The ESP and AH Security Protocols

• There are two types of VPN headers that stores information for various VPN functions:
  • Encapsulating Security Payload (ESP) – Defines rules for performing the main four functions for VPN: supports authentication (weak), message integrity, encryption, and antireplay.
  • IP Authentication Header (AH) – supports strong authentication and message integrity.

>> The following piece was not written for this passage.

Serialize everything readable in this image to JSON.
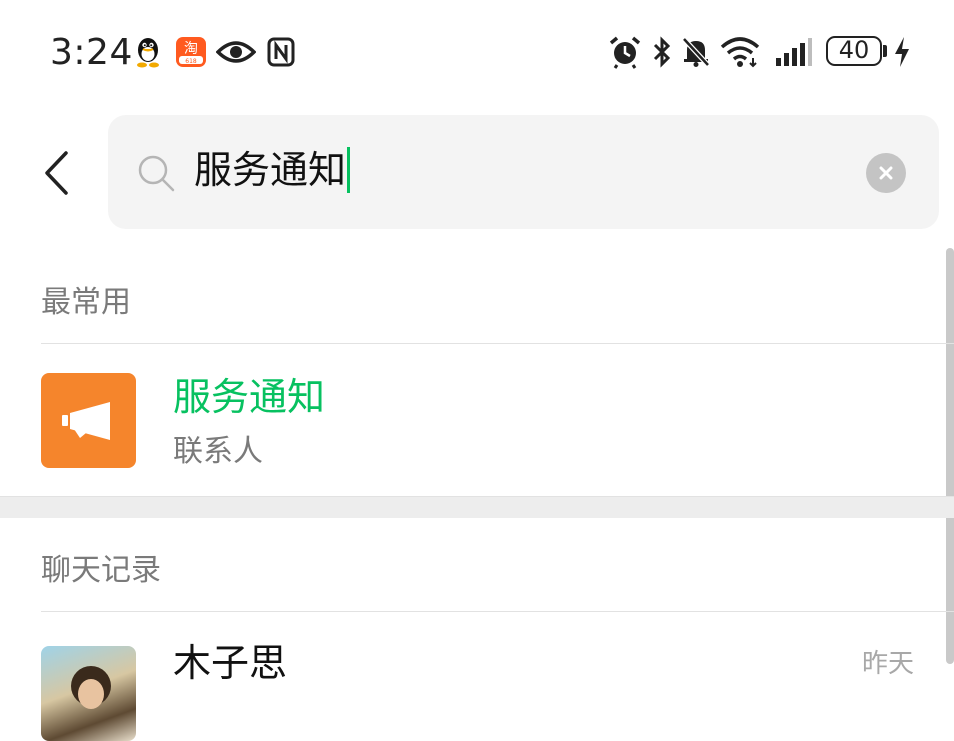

IPsec Implementation Consideration

• IPsec VPNs provide secure connection through the Internet as if they are connected directly to the enterprise LAN. Site-to-site VPNs allow the users to see connect to applications and resources in the company as if it were local.
• Remote access VPNs allow the users to do the same thing as site-to-site VPN users. However the users require the use of a VPN client installed on their local machine.
• Cisco Easy VPN allows the installation and configuration of VPNs easier. A Cisco Easy VPN server, an ASA for example, is installed to dynamically inform the remote site devices as to their IPsec VPN configurations. The devices (routers or laptops with VPN clients) act as Easy VPN clients, connecting to the Easy VPN server and downloading the configuration settings.

SSL VPNs

• SSL, Secure Socket Layer, allows common browser to send data across the Internet securely. A similar standard called Transport Layer Security (TLS) does similar things
• SSL uses port 443. Data sent between the browser and the server is encrypted, the user is authenticated, then HTTP messages are sent over the SSL connection.
• Web VPN – similar to IPsec VPN, but typically only allows web traffic instead of general traffic to go through.
  • To use Web VPN, the user connects to a Cisco Web VPN server. The Web VPN server acts as a web server. The web page presented to the user contains a list of applications available to the user.
  • The Web VPN server can be implemented by various devices. For example, an ASA. The connection uses SSL.
• The drawback is that Web VPN needs to use a web browser to use an application. To circumvent this limitation, the users can load an SSL-based thin client that could connect to hte Web VPN and the Web VPN would simply pass traffic from the PC to the local LAN.